Google Fiber debuted in Kansas City and in November began providing users there with Internet service that moves data at about 100 times faster than the speed provided by typical broadband connections.


Google Fiber made a big splash upon launch, with its promise of Gigabit speeds at the cost of regular broadband. Google announced that it will be launching its fiber-based Internet service in Kansas City, USA. The service will let users download unlimited Internet data at the speed of 1000 megabits per second for $70 per month.

The Internet search giant had received 3,900 registrations for Google Fiber as on Sunday, with users having another 41-days to pre-order. The installations will begin in September.

Here's all you need to know about Google Fiber.

1) A free Nexus tablet
Every customer who signs up for Google Fiber with TV will get a free Google Nexus tablet to use as a remote. As of now, it is not clear whether it will be the 8GB model of Nexus 7 or the 16GB one that will be provided but nevertheless it is a great deal. There is also speculation that with the subscription of Google's Internet one may be able to get a ChromeBook for a discounted price of $299. The TV + Internet plan costs $120 per month, against $70 per month for Internet only.

 2) No caps
Apart from the speed, what is exciting about Google Fiber is that it is offering unlimited data uploading and downloading. Yes, that's right. There are no star marks or caps that the company plans to put on the amount of data you transfer.

 3) DVR Box
Google Fiber TV also comes along with a DVR box that lets users record as many as eight channels simultaneously. There is also an on-board memory of 2TB to help store all data that one may want to save.

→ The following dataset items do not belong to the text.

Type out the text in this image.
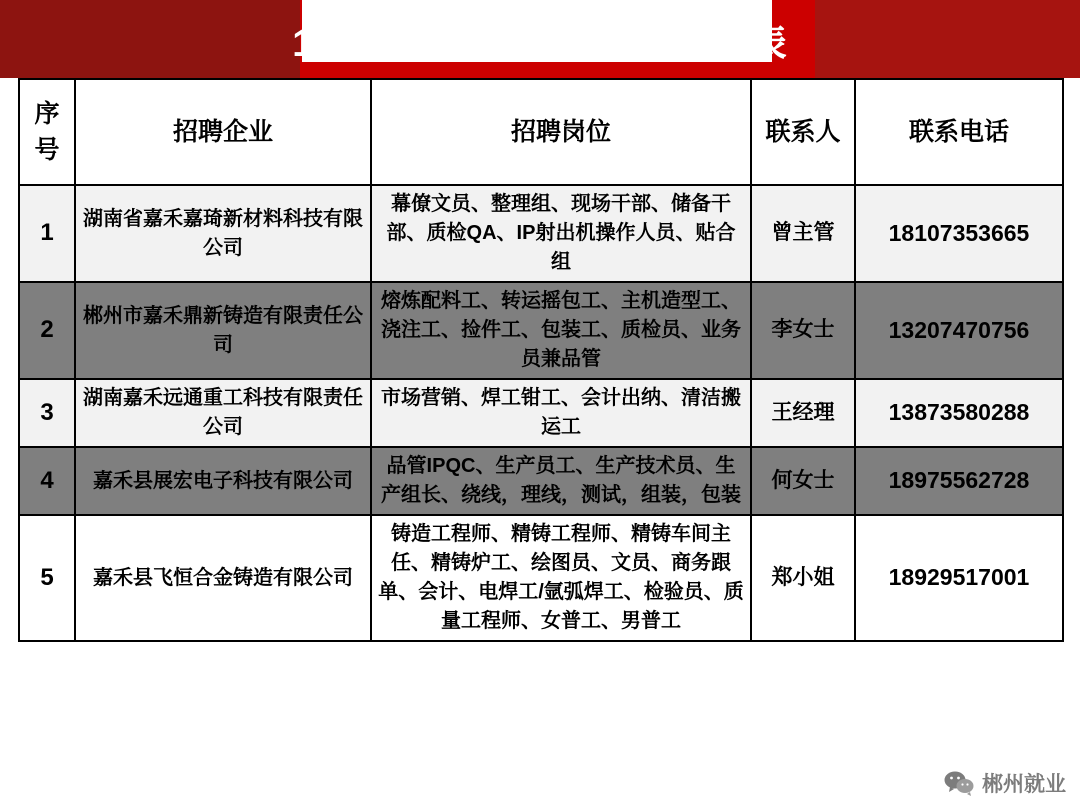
12月9日直播企业招聘一览表
序号	招聘企业	招聘岗位	联系人	联系电话
1	湖南省嘉禾嘉琦新材料科技有限公司	幕僚文员、整理组、现场干部、储备干部、质检QA、IP射出机操作人员、贴合组	曾主管	18107353665
2	郴州市嘉禾鼎新铸造有限责任公司	熔炼配料工、转运摇包工、主机造型工、浇注工、捡件工、包装工、质检员、业务员兼品管	李女士	13207470756
3	湖南嘉禾远通重工科技有限责任公司	市场营销、焊工钳工、会计出纳、清洁搬运工	王经理	13873580288
4	嘉禾县展宏电子科技有限公司	品管IPQC、生产员工、生产技术员、生产组长、绕线，理线，测试，组装，包装	何女士	18975562728
5	嘉禾县飞恒合金铸造有限公司	铸造工程师、精铸工程师、精铸车间主任、精铸炉工、绘图员、文员、商务跟单、会计、电焊工/氩弧焊工、检验员、质量工程师、女普工、男普工	郑小姐	18929517001
郴州就业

 4) Installation cost and neighbourhood criteria
Google is charging $300 as an installation cost for this service and everyone who wants to pre-register will have to pay $10 to make a request. One would need at least 50 neighbours to make a request for Google to install this service in their area.

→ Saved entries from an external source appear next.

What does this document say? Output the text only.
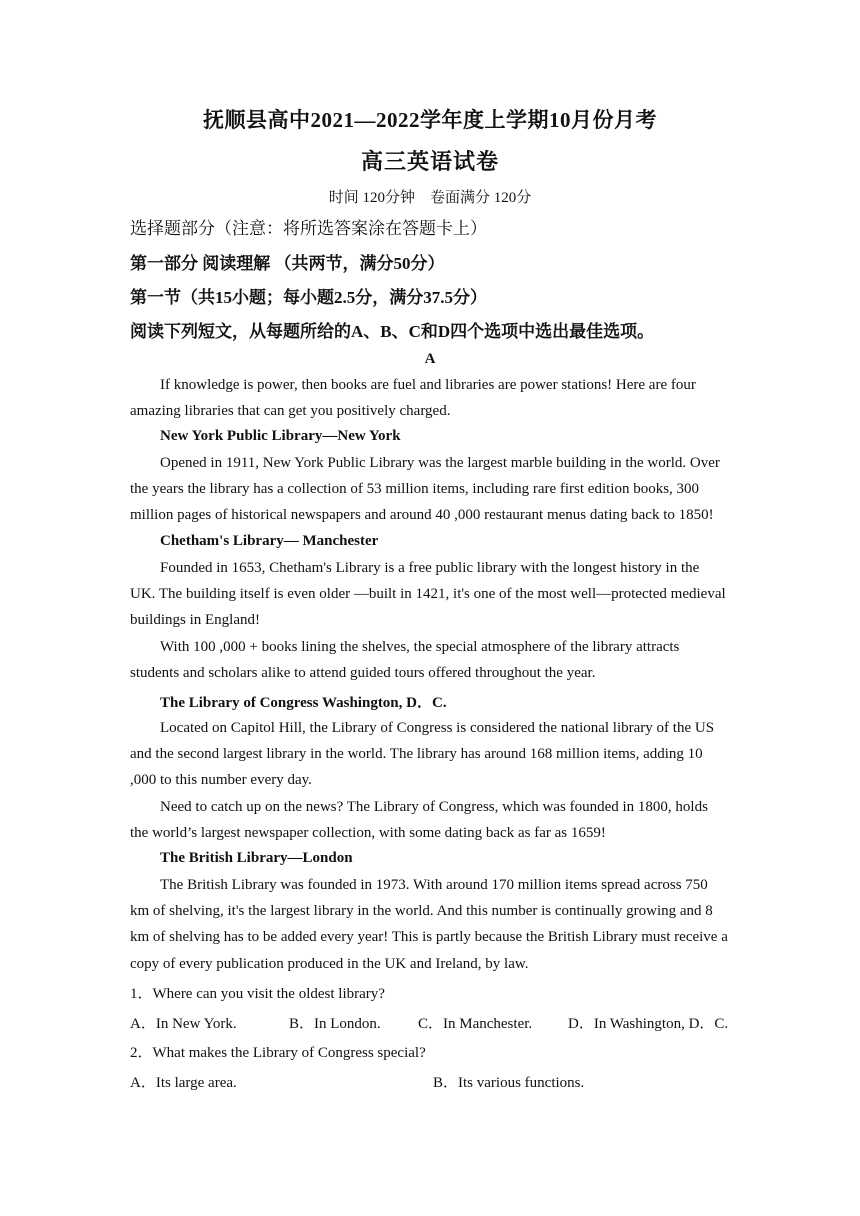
抚顺县高中2021—2022学年度上学期10月份月考
高三英语试卷
时间 120分钟　卷面满分 120分
选择题部分（注意：将所选答案涂在答题卡上）
第一部分 阅读理解 （共两节，满分50分）
第一节（共15小题；每小题2.5分，满分37.5分）
阅读下列短文，从每题所给的A、B、C和D四个选项中选出最佳选项。
A
If knowledge is power, then books are fuel and libraries are power stations! Here are four amazing libraries that can get you positively charged.
New York Public Library—New York
Opened in 1911, New York Public Library was the largest marble building in the world. Over the years the library has a collection of 53 million items, including rare first edition books, 300 million pages of historical newspapers and around 40 ,000 restaurant menus dating back to 1850!
Chetham's Library— Manchester
Founded in 1653, Chetham's Library is a free public library with the longest history in the UK. The building itself is even older —built in 1421, it's one of the most well—protected medieval buildings in England!
With 100 ,000 + books lining the shelves, the special atmosphere of the library attracts students and scholars alike to attend guided tours offered throughout the year.
The Library of Congress Washington, D．C.
Located on Capitol Hill, the Library of Congress is considered the national library of the US and the second largest library in the world. The library has around 168 million items, adding 10 ,000 to this number every day.
Need to catch up on the news? The Library of Congress, which was founded in 1800, holds the world’s largest newspaper collection, with some dating back as far as 1659!
The British Library—London
The British Library was founded in 1973. With around 170 million items spread across 750 km of shelving, it's the largest library in the world. And this number is continually growing and 8 km of shelving has to be added every year! This is partly because the British Library must receive a copy of every publication produced in the UK and Ireland, by law.
1．Where can you visit the oldest library?
A．In New York.	B．In London. C．In Manchester. D．In Washington, D．C.
2．What makes the Library of Congress special?
A．Its large area.	B．Its various functions.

 5) No Broadband, no worries
For areas in Kansas, which still do not have broadband access (about 25 percent of the area), Google is offering 5Mbps download speeds and 1Mpbs upload speeds for the next seven years on payment of $300.

 6) 1 Gbps either way
Google Fiber offers 1Gbps download and upload speeds. In a world where upload speeds are capped at rather ridiculous levels, that must be music to the ears of end users. Torrent-ers rejoice!

7) Customer service
The Internet Service Provider (ISP) business is a new vertical for Google and given that it has little expertise in a consumer facing business, it will be interesting to see what it's strategy will be for this vertical. It will be a challenge even for Google to establish a robust customer service mechanism.

8) Home users only
The plans shared so far are clearly targeted at the home user, so what about the business users? Will Google continue to ignore them or will it have special plans for businesses in the future, remains to be seen.

9) Only for Kansas
Though Google has promised that it will be looking at rolling out this service to other states soon, but for now it is available only for the people living in Kansas City, Missouri. Google may prefer to wait and see how things turn out, so it may be a long

10) India? Forget about it!
In India, where most are struggling to get even a steady 1Mbps line, a service like Google Fiber will be really welcome. But given the state of infrastructure in our country and the amount of investment that setting something like Google Fiber will entail, we wouldn't advise you to hold your breath.